Марта улыбается, скорей всего последним двум словам, какими я обозвал этого головоногого. От её улыбки я мечтательно закрываю глаза.
– С вином ты всё рассчитал, как мне надо. Оливки некрасивые. Я не пе-ре-ва-ри-ва-ю вид сморщенных продуктов. А оливки ты видел какие у тебя получились? Теперь ты понимаешь, почему ты плох?
Я предпринимаю попытку вспомнить и воспроизвести состояние, которое я только что пережил. Вспомнить получается, воспроизвести нет.
– Да, Госпожа.
Марта берёт меня за ошейник, вздёргивает вверх, поднимая меня на ноги, и поднимается сама.
– Если ты посмеешь хоть кому-то рассказать, если хоть кто-то узнает, что сделает сейчас твоя госпожа, тебе несдобровать.
И она притягивает меня за ошейник лицом к своему лицу, и начинает слизывать с моих губ и щёк остатки еды и вина. Я закрываю глаза.

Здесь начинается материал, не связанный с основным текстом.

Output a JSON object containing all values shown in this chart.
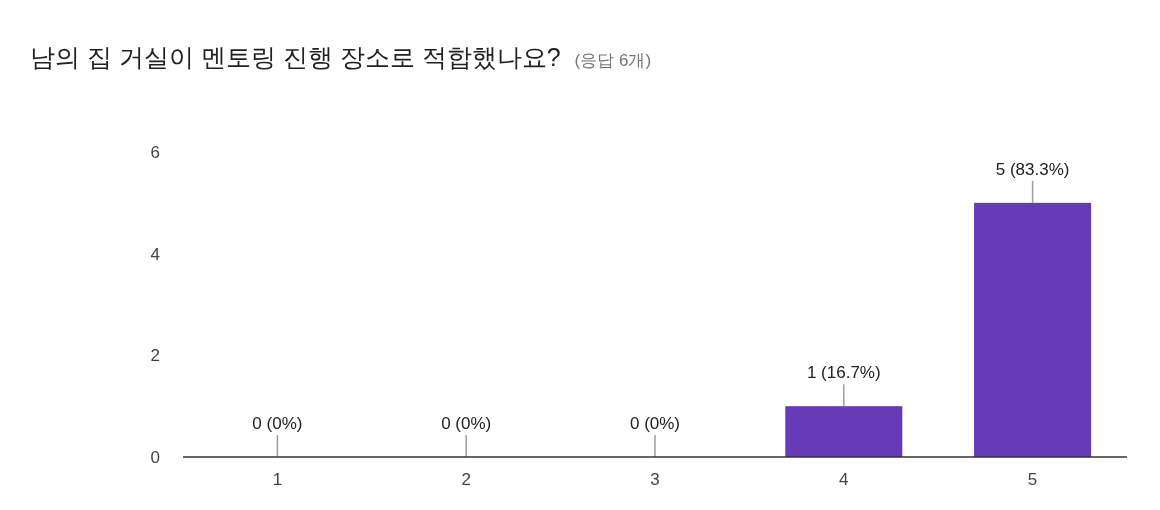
{
  "chart_data": {
    "type": "bar",
    "title": "남의 집 거실이 멘토링 진행 장소로 적합했나요?",
    "subtitle": "(응답 6개)",
    "categories": [
      "1",
      "2",
      "3",
      "4",
      "5"
    ],
    "values": [
      0,
      0,
      0,
      1,
      5
    ],
    "value_labels": [
      "0 (0%)",
      "0 (0%)",
      "0 (0%)",
      "1 (16.7%)",
      "5 (83.3%)"
    ],
    "color": "#673ab7",
    "ylim": [
      0,
      6
    ],
    "yticks": [
      0,
      2,
      4,
      6
    ],
    "grid": false
  }
}
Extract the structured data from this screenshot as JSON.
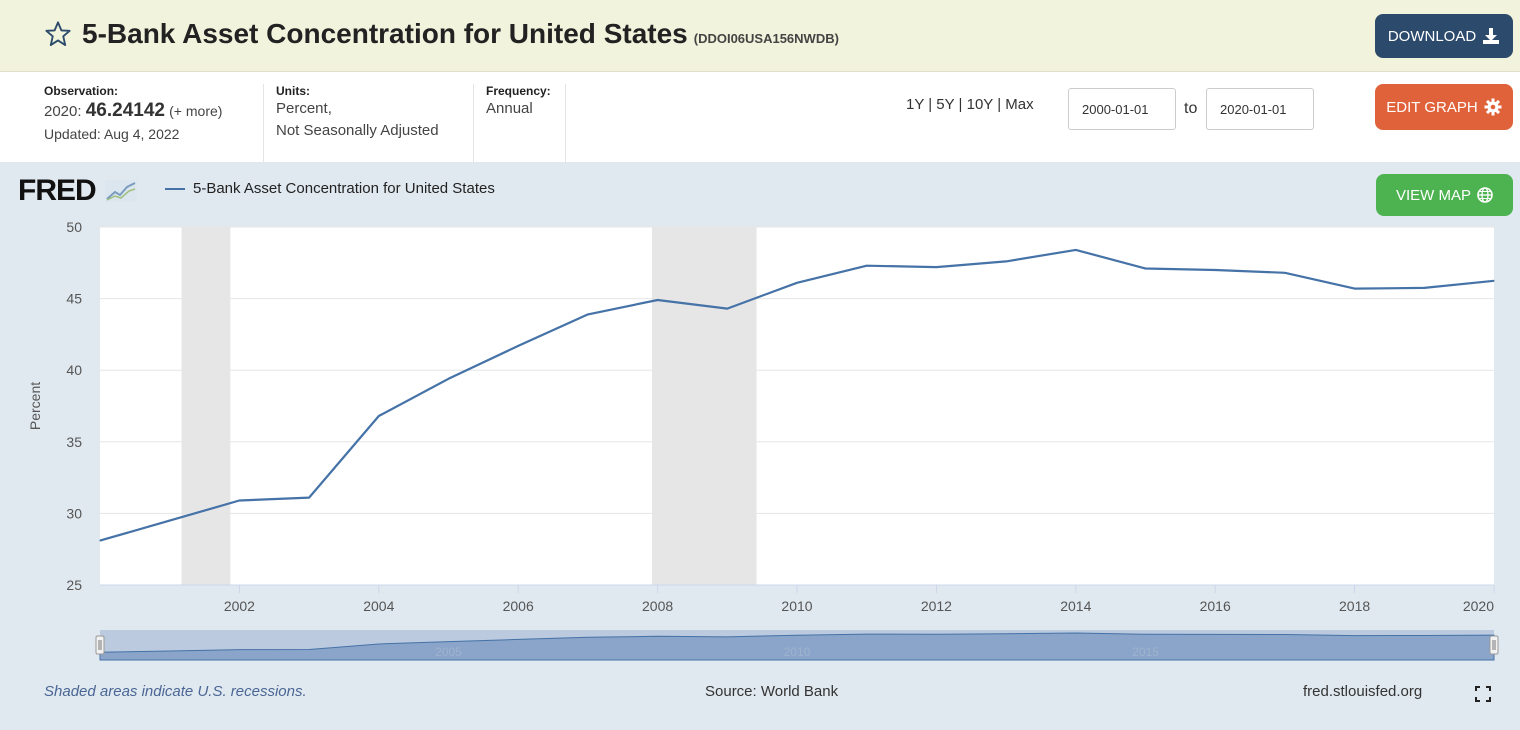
{
  "header": {
    "title": "5-Bank Asset Concentration for United States",
    "series_code": "(DDOI06USA156NWDB)",
    "download_label": "DOWNLOAD"
  },
  "info": {
    "observation_label": "Observation:",
    "observation_year": "2020:",
    "observation_value": "46.24142",
    "observation_more": "(+ more)",
    "updated": "Updated: Aug 4, 2022",
    "units_label": "Units:",
    "units_line1": "Percent,",
    "units_line2": "Not Seasonally Adjusted",
    "frequency_label": "Frequency:",
    "frequency_value": "Annual",
    "range_options": "1Y | 5Y | 10Y | Max",
    "date_from": "2000-01-01",
    "to_label": "to",
    "date_to": "2020-01-01",
    "edit_label": "EDIT GRAPH"
  },
  "chart_header": {
    "logo": "FRED",
    "view_map_label": "VIEW MAP"
  },
  "footer": {
    "note": "Shaded areas indicate U.S. recessions.",
    "source": "Source: World Bank",
    "site": "fred.stlouisfed.org"
  },
  "colors": {
    "series": "#4572a7",
    "recession": "#e6e6e6",
    "download": "#2c4a6b",
    "edit": "#e0623a",
    "map": "#4cb350"
  },
  "icons": [
    "star-icon",
    "download-icon",
    "gear-icon",
    "globe-icon",
    "expand-icon"
  ],
  "chart_data": {
    "type": "line",
    "title": "",
    "xlabel": "",
    "ylabel": "Percent",
    "xlim": [
      2000,
      2020
    ],
    "ylim": [
      25,
      50
    ],
    "yticks": [
      25,
      30,
      35,
      40,
      45,
      50
    ],
    "xticks": [
      2002,
      2004,
      2006,
      2008,
      2010,
      2012,
      2014,
      2016,
      2018,
      2020
    ],
    "navigator_ticks": [
      2005,
      2010,
      2015
    ],
    "grid": true,
    "legend": "top-left",
    "recessions": [
      [
        2001.17,
        2001.87
      ],
      [
        2007.92,
        2009.42
      ]
    ],
    "series": [
      {
        "name": "5-Bank Asset Concentration for United States",
        "x": [
          2000,
          2001,
          2002,
          2003,
          2004,
          2005,
          2006,
          2007,
          2008,
          2009,
          2010,
          2011,
          2012,
          2013,
          2014,
          2015,
          2016,
          2017,
          2018,
          2019,
          2020
        ],
        "values": [
          28.1,
          29.5,
          30.9,
          31.1,
          36.8,
          39.4,
          41.7,
          43.9,
          44.9,
          44.3,
          46.1,
          47.3,
          47.2,
          47.6,
          48.4,
          47.1,
          47.0,
          46.8,
          45.7,
          45.75,
          46.24
        ]
      }
    ]
  }
}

– Кто тебе разрешил закрывать глаза?
Исполняю. Смотрю на её лицо, находящееся в «беспространственной» близости от моего, начинаю концентрироваться вниманием на деталях её личика: стрелки на глазах, реснички, щёчки; вдруг до меня «доходит» запах Марты, и я уже ни о чём не могу думать. С силой втягиваю запах ещё глубже – какой же он у неё! Рефлекторно, чтобы усилить обоняние, забыв о запрете, закрываю глаза, ещё раз «прислушиваюсь» к запаху, к ощущениям, которые он вызывает во мне – мозг будто обволакивает и пропитывает свинцом. Открываю глаза. Мягкий язычок Марты так приятно касается области вокруг губ, задевая их. А в следующий момент она просто начинает облизывать мне губы. Марта увлекается, начинает слизывать вино с моего подбородка, переходит на шею, грудь, живот. Она очень красиво наклоняется, чтобы слизывать вино с моего живота, оставляя выпрямленными ноги, это «по-королевски», это как настоящая Госпожа. Если б она согнула при этом ноги или присела, я бы почувствовал себя стоящим над ней, а так у меня сохраняется ощущение, что я стою «у» ней. «Господи» – произношу про себя его имя, и добавляю фразой, в которой выражаю восхищение красотой фигуры Марты. Она у неё чёткая, и вся Марта такая ухоженная. Движением головы Марта перекидывает собранные в хвост волосы на одну сторону, чтобы они ей не попадали в рот, и я, рассмотрев её лицо, глазки, язычок, губки, заостряю внимание на корнях волос, рассматриваю просвечивающуюся кожу там, где волосы начинаются. Очень хочется прикоснуться к этим местам и плавно, без рывков, плотно прижимая подушечки пальцев к корням волос, начать массировать ей голову от височной и нижнезатылочной части к остальным. А потом распустить хвост и запустить пальцы в волосы, нащупывать кожу, массировать её. Можно сейчас рискнуть и сделать так. И Марта, скорей всего, не выразит отказа. И тогда, может, она уже не остановится. Но Игру хочется продлить ещё на не одно или несколько мгновений, хочется ещё чего-нибудь необычного. И в то же время уже ничего не хочется, но лишь быстрей видеть и чувствовать её под собой, вдавливаемую в диван животом, оттопыривающую задик, чтобы глубже принимать меня.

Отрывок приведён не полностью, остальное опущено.